15 Düsseldorf, 14. Febr. Dem früheren Postsekretär, jetzigem Mitarbeiter der „Galgenzeitung,“ Hermann Goedsche, haben Sie schon mehrmals die Ehre der Erwähnung in den Spalten Ihres Blattes zu Theil werden lassen. Trotz des Sprichworts: Wer Pech angreift etc., kann ich es mir doch nicht versagen, auch meinerseits einige Beiträge zur Charakteristik dieses Menschen zu liefern, dessen Lebenslauf noch gar manche interessante Details bietet.

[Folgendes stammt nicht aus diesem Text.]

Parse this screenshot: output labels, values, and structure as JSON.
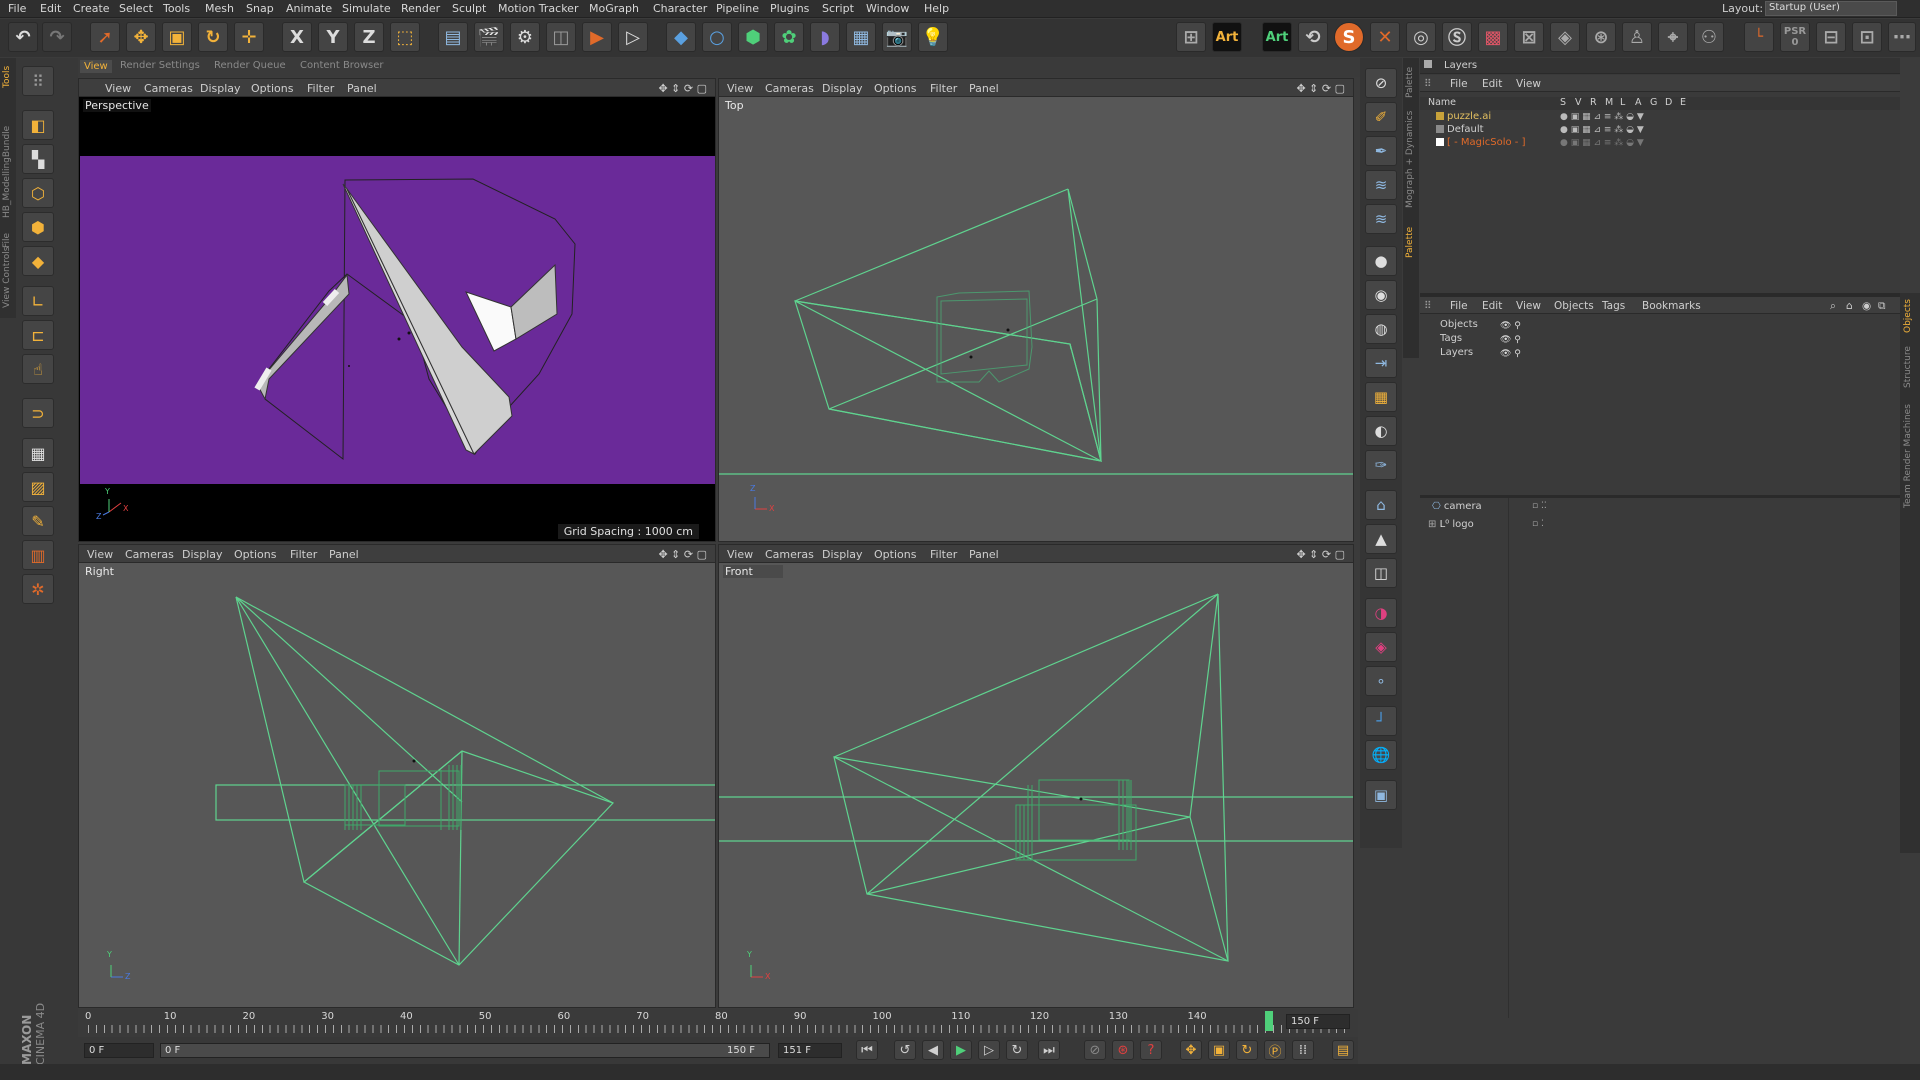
{
  "menu": [
    "File",
    "Edit",
    "Create",
    "Select",
    "Tools",
    "Mesh",
    "Snap",
    "Animate",
    "Simulate",
    "Render",
    "Sculpt",
    "Motion Tracker",
    "MoGraph",
    "Character",
    "Pipeline",
    "Plugins",
    "Script",
    "Window",
    "Help"
  ],
  "layout": {
    "label": "Layout:",
    "value": "Startup (User)"
  },
  "toolbar": {
    "x_label": "X",
    "y_label": "Y",
    "z_label": "Z",
    "art1": "Art",
    "art2": "Art",
    "s_label": "S",
    "psr": "PSR",
    "zero": "0"
  },
  "tabs": [
    "View",
    "Render Settings",
    "Render Queue",
    "Content Browser"
  ],
  "left_vertical_tabs": [
    "Tools",
    "HB_ModellingBundle",
    "File",
    "View Controls"
  ],
  "viewports": {
    "menu": [
      "View",
      "Cameras",
      "Display",
      "Options",
      "Filter",
      "Panel"
    ],
    "perspective": {
      "name": "Perspective",
      "grid_spacing": "Grid Spacing : 1000 cm",
      "bg": "#6a2a99"
    },
    "top": {
      "name": "Top"
    },
    "right": {
      "name": "Right"
    },
    "front": {
      "name": "Front"
    },
    "wire_color": "#5fd38f",
    "axes": {
      "x": "X",
      "y": "Y",
      "z": "Z"
    }
  },
  "right_vertical_tabs": [
    "Palette",
    "Mograph + Dynamics",
    "Palette"
  ],
  "layers_panel": {
    "title": "Layers",
    "menu": [
      "File",
      "Edit",
      "View"
    ],
    "columns": [
      "Name",
      "S",
      "V",
      "R",
      "M",
      "L",
      "A",
      "G",
      "D",
      "E"
    ],
    "rows": [
      {
        "name": "puzzle.ai",
        "color": "#c8a23a"
      },
      {
        "name": "Default",
        "color": "#8a8a8a"
      },
      {
        "name": "[ - MagicSolo - ]",
        "color": "#ffffff"
      }
    ]
  },
  "objects_panel": {
    "menu": [
      "File",
      "Edit",
      "View",
      "Objects",
      "Tags",
      "Bookmarks"
    ],
    "filter_rows": [
      "Objects",
      "Tags",
      "Layers"
    ],
    "objects": [
      "camera",
      "logo"
    ]
  },
  "far_right_tabs": [
    "Objects",
    "Structure",
    "Team Render Machines"
  ],
  "timeline": {
    "ticks": [
      "0",
      "10",
      "20",
      "30",
      "40",
      "50",
      "60",
      "70",
      "80",
      "90",
      "100",
      "110",
      "120",
      "130",
      "140"
    ],
    "end_field": "150 F",
    "current_frame": "0 F",
    "range_start": "0 F",
    "range_end": "150 F",
    "max_frame": "151 F",
    "playhead_frame": 150
  },
  "brand": {
    "line1": "MAXON",
    "line2": "CINEMA 4D"
  }
}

Früh schon überschwemmte der saubere Kamerad die leichtgläubige Welt mit seinen ekelhaften literarischen Machwerken. Einen Ruf aber erwarb er sich erst, als ihm sein gutes Glück die Redaktion des hiesigen Kreisblattes in die Hände spielte. Nun war er, natürlich gegen angemessenes Honorar, der Protektor der Obst-, Butter- etc. Höckerinnen. Unter der Rubrik „Plauderer“ lasen wir täglich aus der Feder des Hrn. Goedsche eine chronique scandaleuse unserer Stadt, die mit dem „Berliner Zuschauer,“ der Galgenzeitung an Gemeinheit wetteiferte. Seine Mitarbeiter und Berichterstatter in dieser Art Literatur waren Büttel, Nachtwächter etc. So konnte es nicht ausbleiben, daß der große Autor öfter mit anderer Münze ausbezahlt wurde, als er erwartete und als ihm lieb war. Zu mehreren Malen ist seine Rückseite hier in unangenehme Berührung mit den Fäusten manches braven Arbeiters gekommen — noch immer eine viel zu große Ehre für sochen Patron.

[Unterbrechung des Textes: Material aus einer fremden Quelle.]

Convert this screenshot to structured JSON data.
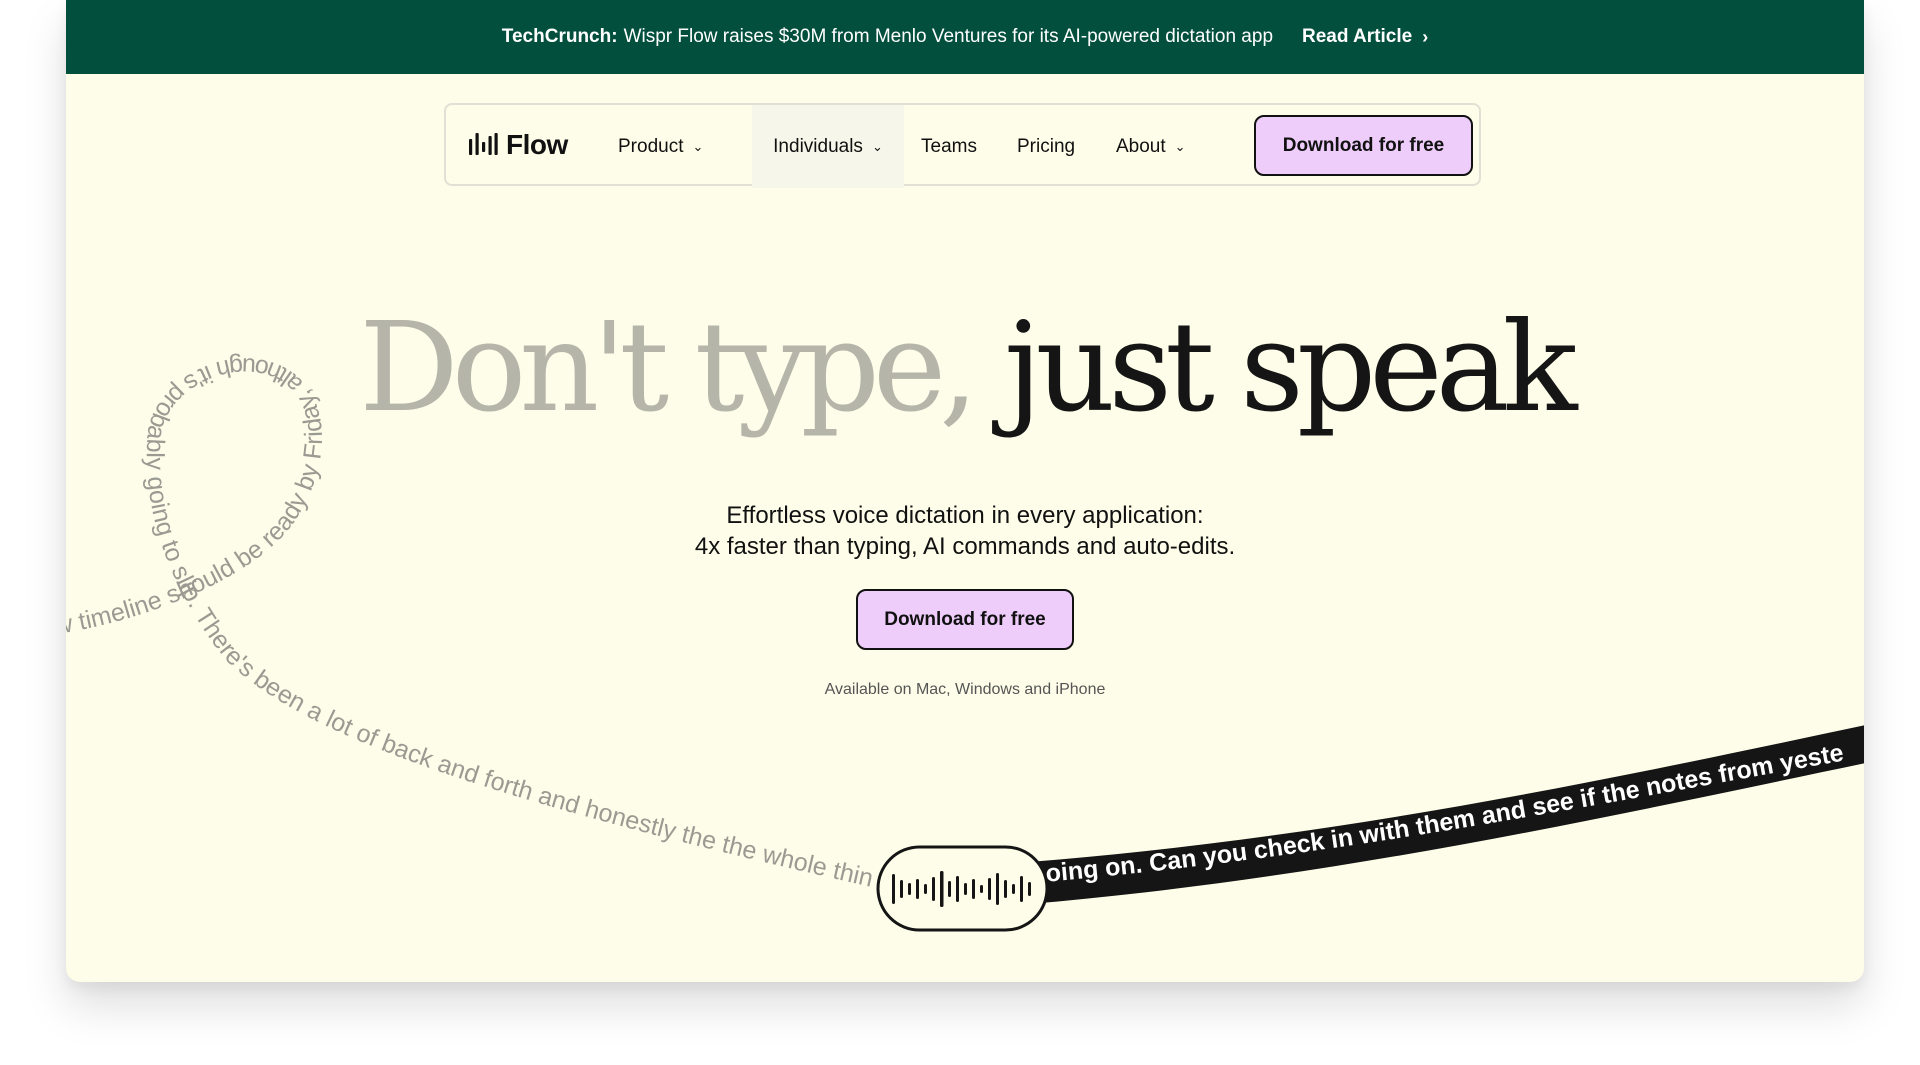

Aehnlich wie sein literarisches Leben, war sein dienstliches. Ich habe oft Gelegenheit gehabt, von vielen seiner Kollegen über die gänzliche Unbrauchbarbeit des Goedsche als Postbeamter reden zu hören. Regelmäßig wurde der große Autor jedes Frühjahr und jeden Herbst krank und indem seine Arbeiten den ohnehin schon übermäßig beschäftigten andern Beamten aufgebürdet wurden, benutzte er diese erschlichene Muße zur Anfertigung von Artikeln für den Rheinischen Beobachter und ähnliche saubere Blätter. Beim Ausbruch der Berliner Revolution hatte der liebenswürdige Plauderer gerade seine Frühjahrskrankheit. Mit raschem Scharfblick erkannte er, daß Berlin ein größeres und einträglicheres Feld für seine Thätigkeit darbieten würde, schnell suchte er einen ihm auf das Bereitwilligste ertheilten Urlaub nach, ging nach Berlin und seht — der Hellsehende hatte sich nicht getäuscht, wir erblicken ihn alsbald als Redakteur des Feuilletons der „edlen Kreuzritterin,“ als treue Stütze und als Bajazzo der Reaktion.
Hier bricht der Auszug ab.